Zunächst einmal wollen wir uns auf dem Platz als Team finden und den eingeleiteten Umbruch vorantreiben. Wir wollen eine Atmosphäre auf dem Platz schaffen, die uns als Team stärkt. Spaß am Spiel,
ohne Angst, mal einen Fehler zu machen. Meine Idee, wie ich Fußball spielen lassen möchte, wird nach und nach über die Trainingseinheiten einfließen.
Wer hat den Verein verlassen?
Marcel Prehn wechselt zum TuS Neetze und möchte sich dort höherklassig beweisen. Wir drücken ihm dabei alle die Daumen. Zudem wechselt ein Großteil der Ü32-Spieler in die neu gegründete Alte
Herren. Sie werden aber weiterhin bei Bedarf zur Verfügung stehen.
Welche Neuzugänge gibt es?
Joseph Khyder, John-Philipp Dittrich, Fabian Heida, Leif-Martin Kehm, Michele Homburg, Steven Fuchs, Melvin Driesner-Matsche, Vasileios Kotsias und Kevin Prahl (alle Eintracht Elbmarsch IV)
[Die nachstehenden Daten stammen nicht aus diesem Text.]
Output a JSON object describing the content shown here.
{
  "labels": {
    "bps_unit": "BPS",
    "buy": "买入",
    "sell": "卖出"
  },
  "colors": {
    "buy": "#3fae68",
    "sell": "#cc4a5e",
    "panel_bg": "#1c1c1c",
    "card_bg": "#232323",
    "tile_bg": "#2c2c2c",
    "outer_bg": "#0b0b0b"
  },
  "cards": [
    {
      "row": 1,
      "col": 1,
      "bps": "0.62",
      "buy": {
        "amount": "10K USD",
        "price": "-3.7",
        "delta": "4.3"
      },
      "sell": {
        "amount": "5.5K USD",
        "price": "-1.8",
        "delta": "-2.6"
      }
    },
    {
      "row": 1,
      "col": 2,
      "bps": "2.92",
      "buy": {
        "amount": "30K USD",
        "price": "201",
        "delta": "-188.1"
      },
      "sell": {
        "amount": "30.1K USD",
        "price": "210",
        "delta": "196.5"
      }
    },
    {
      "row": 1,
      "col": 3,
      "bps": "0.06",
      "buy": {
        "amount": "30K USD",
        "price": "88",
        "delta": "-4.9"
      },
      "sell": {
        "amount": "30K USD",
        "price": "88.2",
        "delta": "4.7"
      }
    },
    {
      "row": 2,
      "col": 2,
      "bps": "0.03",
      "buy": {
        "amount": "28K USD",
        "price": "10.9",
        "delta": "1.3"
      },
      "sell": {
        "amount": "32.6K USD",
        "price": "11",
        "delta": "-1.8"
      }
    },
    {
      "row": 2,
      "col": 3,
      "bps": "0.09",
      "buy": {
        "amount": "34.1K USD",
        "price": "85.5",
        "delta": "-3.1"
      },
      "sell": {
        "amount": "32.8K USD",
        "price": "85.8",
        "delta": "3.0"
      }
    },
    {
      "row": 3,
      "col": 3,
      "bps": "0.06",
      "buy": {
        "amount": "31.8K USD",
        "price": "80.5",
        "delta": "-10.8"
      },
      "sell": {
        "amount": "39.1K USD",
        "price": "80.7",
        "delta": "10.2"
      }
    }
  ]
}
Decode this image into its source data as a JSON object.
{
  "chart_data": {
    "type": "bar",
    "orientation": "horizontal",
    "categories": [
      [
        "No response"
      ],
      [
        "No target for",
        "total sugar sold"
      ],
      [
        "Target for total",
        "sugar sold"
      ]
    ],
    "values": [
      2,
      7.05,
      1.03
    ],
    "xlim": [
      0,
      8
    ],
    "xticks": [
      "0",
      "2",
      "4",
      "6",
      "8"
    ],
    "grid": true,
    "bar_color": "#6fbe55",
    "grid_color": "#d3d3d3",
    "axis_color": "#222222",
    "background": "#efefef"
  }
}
verstärken den bisherigen Kader. Bei weiteren potenziellen Neuzugängen sind wir noch in Gesprächen. Hier wird es wie immer erst Infos geben, sobald der Pass vorliegt.
Was hat sich auf der Trainerbank verändert?
Ich werde den Posten als Trainer von Toni Sarmiento übernehmen. Marcus Cramer und Peter Wöhlcke bleiben mir als Co-Trainer bzw. Betreuer erhalten. Neu dazu kommt Kevin Prahl, der uns als
zusätzlicher Betreuer bei der Spielvorbereitung unterstützen wird.
Was hat sich im Staff verändert?
Toni Sarmiento zieht sich nach 20 Jahren an der Seitenlinie zurück und wird nun seinen gesamten Fokus auf seine Arbeit als Fußballobmann legen. Toll, dass es noch immer Menschen gibt, die
Vereinsarbeit so leben und trotz aller Widrigkeiten noch immer Spaß am Ehrenamt haben.
Vervollständige bitte diesen Satz: Am Ende der Saison 2026/27 sind wir zufrieden, wenn …
… wir die gleiche positive Stimmung im Kader haben wie sie aktuell vorherrscht, sich niemand schwerer verletzt hat und wir unsere sportlichen Ziele erreicht haben.
Was gibt es sonst noch zu sagen?
Wir wünschen allen Teams, Schiedsrichtern und Verantwortlichen eine gute und verletzungsfreie Vorbereitung! An alle Artlenburger Fans: Vielen Dank, dass ihr meine Elbmarscher Jungs und mich so
herzlich aufgenommen habt. Auf eine tolle gemeinsame Saison!